他为何要这样做?他不会不了解赫尔岑的政治(观点),因为基谢廖夫已经给他提供了“非常不利于赫尔岑”的观点。如赫尔岑自己所说的那样,他此时“推测我不是一个俄国王子”。答案似乎是詹姆斯开了一个玩笑。赫尔岑对于詹姆斯“现在开始称呼我为男爵”的事实感到困惑不已,更让他困惑的是,詹姆斯拒绝将赫尔岑的信送给加塞尔,直到赫尔岑将交易佣金从0.5%提高到5%,信件才得以成行。这种“险恶而狡猾的无情”意在考验赫尔岑,因为后者拒绝对另外的0.5%作出让步:
半小时后,我正沿着拉斐特街的金融冬宫楼梯拾级而上,(沙皇)尼古拉的竞争对手迎面走了下来。
(金融国王)陛下和蔼庄重地微笑着,威严地伸出他的手(说),“信件已经签名并送了出去。你会看到他们将改变主意。我将告诫他们不要捉弄我。”
“只要不是要0.5%(的佣金就好)。”我觉得想跪下来,并满怀感激和忠诚地向他发誓,但是我还是控制住自己:“如果您对它感到非常确定,请允许我开一个账户,如果能拿到全部数额的一半就好了。”
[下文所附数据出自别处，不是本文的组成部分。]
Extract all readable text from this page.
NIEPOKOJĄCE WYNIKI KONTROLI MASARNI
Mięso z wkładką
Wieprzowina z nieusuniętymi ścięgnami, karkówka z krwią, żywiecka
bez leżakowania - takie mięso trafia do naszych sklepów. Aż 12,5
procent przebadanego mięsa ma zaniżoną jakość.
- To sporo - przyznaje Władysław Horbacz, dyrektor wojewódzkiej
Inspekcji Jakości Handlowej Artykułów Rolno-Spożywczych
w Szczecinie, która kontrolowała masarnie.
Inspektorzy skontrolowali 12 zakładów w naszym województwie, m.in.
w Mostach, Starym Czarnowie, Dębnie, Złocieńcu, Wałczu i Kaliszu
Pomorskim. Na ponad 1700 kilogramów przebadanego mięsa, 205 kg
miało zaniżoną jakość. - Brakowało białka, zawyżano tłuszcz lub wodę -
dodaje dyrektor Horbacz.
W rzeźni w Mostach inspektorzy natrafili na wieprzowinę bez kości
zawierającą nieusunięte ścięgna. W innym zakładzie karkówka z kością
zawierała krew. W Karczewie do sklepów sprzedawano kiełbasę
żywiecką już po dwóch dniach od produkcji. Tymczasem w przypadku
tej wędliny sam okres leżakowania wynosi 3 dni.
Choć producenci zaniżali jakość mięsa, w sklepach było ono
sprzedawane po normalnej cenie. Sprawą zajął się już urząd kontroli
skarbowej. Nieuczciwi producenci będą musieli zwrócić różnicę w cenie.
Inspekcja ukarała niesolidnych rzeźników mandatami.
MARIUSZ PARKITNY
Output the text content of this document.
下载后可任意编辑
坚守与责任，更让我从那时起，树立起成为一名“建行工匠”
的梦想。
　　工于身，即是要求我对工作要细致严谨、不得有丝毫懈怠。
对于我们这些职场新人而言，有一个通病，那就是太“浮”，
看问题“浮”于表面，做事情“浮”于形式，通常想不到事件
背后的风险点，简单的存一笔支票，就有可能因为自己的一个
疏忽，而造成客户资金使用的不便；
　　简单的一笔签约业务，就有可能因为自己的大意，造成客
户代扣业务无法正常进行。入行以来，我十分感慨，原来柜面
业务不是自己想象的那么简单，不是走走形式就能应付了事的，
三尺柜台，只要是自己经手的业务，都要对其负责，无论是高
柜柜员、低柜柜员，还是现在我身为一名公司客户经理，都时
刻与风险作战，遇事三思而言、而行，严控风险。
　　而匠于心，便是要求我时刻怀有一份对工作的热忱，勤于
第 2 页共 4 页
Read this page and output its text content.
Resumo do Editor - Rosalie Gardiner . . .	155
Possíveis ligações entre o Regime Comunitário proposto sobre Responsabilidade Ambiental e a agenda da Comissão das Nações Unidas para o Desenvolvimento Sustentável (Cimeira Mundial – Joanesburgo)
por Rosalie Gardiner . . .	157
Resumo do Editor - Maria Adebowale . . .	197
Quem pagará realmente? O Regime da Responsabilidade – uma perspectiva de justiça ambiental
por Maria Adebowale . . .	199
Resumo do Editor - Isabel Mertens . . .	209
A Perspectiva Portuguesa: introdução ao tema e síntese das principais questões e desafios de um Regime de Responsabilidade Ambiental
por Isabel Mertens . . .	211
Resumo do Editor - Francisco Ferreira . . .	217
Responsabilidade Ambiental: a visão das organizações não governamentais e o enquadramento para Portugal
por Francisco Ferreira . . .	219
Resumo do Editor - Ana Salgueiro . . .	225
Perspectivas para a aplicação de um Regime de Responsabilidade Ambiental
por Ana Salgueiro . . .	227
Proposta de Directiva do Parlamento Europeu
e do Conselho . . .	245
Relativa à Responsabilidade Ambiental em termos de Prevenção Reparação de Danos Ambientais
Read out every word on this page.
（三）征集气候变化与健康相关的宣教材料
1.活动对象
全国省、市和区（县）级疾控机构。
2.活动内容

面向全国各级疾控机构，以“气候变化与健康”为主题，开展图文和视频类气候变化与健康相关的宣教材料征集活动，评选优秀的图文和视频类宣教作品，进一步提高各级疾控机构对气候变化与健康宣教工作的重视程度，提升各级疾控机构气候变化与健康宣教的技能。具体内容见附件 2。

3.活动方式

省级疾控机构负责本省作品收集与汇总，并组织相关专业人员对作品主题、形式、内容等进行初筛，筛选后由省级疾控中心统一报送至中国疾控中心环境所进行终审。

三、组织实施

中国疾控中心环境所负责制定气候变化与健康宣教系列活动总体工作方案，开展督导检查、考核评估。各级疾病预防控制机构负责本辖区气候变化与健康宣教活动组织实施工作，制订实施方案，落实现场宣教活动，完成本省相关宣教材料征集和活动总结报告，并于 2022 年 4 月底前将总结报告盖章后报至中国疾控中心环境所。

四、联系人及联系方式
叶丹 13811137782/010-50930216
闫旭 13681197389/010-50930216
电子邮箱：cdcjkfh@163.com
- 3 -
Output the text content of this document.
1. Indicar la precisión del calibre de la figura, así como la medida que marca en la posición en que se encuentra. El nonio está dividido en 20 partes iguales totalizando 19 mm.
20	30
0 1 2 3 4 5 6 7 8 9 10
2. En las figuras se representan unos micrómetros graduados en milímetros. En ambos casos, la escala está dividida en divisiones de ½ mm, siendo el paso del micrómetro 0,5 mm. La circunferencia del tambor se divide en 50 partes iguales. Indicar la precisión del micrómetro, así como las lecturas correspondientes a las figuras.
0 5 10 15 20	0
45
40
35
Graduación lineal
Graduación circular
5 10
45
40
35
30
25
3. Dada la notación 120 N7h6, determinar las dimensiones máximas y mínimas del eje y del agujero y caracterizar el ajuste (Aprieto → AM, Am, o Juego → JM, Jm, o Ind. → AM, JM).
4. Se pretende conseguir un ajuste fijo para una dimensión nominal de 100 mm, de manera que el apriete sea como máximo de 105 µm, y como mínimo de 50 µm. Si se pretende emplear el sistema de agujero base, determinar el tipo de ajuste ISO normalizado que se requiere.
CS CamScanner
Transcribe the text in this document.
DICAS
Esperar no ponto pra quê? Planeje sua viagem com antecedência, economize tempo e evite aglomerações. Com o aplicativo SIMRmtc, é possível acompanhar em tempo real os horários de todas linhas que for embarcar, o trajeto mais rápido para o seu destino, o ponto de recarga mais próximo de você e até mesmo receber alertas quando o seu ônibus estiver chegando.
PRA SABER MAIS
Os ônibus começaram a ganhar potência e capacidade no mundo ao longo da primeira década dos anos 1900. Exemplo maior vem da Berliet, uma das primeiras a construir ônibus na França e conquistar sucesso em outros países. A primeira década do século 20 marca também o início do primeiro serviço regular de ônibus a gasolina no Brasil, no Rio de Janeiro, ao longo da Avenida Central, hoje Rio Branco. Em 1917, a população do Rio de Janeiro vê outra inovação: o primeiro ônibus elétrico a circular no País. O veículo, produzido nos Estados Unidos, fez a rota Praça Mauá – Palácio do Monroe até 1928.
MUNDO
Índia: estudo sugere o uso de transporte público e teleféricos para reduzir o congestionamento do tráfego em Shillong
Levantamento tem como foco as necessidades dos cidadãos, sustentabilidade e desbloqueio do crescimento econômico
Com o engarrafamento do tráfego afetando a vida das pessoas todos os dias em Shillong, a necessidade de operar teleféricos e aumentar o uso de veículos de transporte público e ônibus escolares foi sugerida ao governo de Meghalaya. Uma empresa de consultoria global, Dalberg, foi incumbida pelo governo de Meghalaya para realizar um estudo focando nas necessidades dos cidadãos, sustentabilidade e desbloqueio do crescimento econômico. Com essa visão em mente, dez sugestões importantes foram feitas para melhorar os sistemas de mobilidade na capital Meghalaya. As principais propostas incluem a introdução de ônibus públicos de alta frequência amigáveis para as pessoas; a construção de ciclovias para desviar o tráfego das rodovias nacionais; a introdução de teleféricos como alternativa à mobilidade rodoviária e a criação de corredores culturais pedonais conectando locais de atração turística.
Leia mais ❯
“非常乐意。”国王陛下回答说,然后消失在拉斐特大街上。
我(向他)表示了臣服……
6个星期以后,钱到账了。“从那个时候开始,”赫尔岑回忆说,“我与罗斯柴尔德形成了最良好的关系。我对他来说就像是马伦戈或奥斯特利茨,他数次在我出现在他身边的时候,淡淡地微笑着描述行动的细节,他同时大度地放过那些被打败的对手。”赫尔岑被波拿巴政权赶出巴黎时,詹姆斯继续照看着他在美国的投资以及其他形式的债券(他的名字出现在1851年的资产负债表里,欠巴黎分行5万法郎)。此外,当他希望前往巴黎的时候,詹姆斯会给他弄到许可证。詹姆斯还把他推荐给伦敦分行,后者接管了他在英国流亡时期的账户。
赫尔岑从叛乱分子转变成投资者,从罗斯柴尔德的批评者转变成他们的客户,在许多方面象征着欧洲思潮的转变——因为詹姆斯自愿与一个著名的革命者玩这场游戏。他知道提供给赫尔岑的钱用到资助《工人之声》上面了吗?即便知道,他也不会为此担忧。到1849年年底,革命已经结束,更为迅猛、也更持久的经济发展步伐使得1848年的情形很难重演。在赫尔岑眼里,他视罗斯柴尔德家族为这种飘离革命政治趋势的具体代表:
一个罗斯柴尔德成员……早上必须出现在办公室里,将他上亿的资金资本化;巴西发生了瘟疫,意大利爆发了革命,美国四分五裂——所有事件都壮观地发展着:如果有人跟他谈论不承担职责,谈论不同的财富分配(方法),那他自然听不进去。
当然,这些转变是因为一个新的时代即将来临:这个时代里,冲突发生在资本主义内部而非外部;发生在国家之间,而非阶层之间。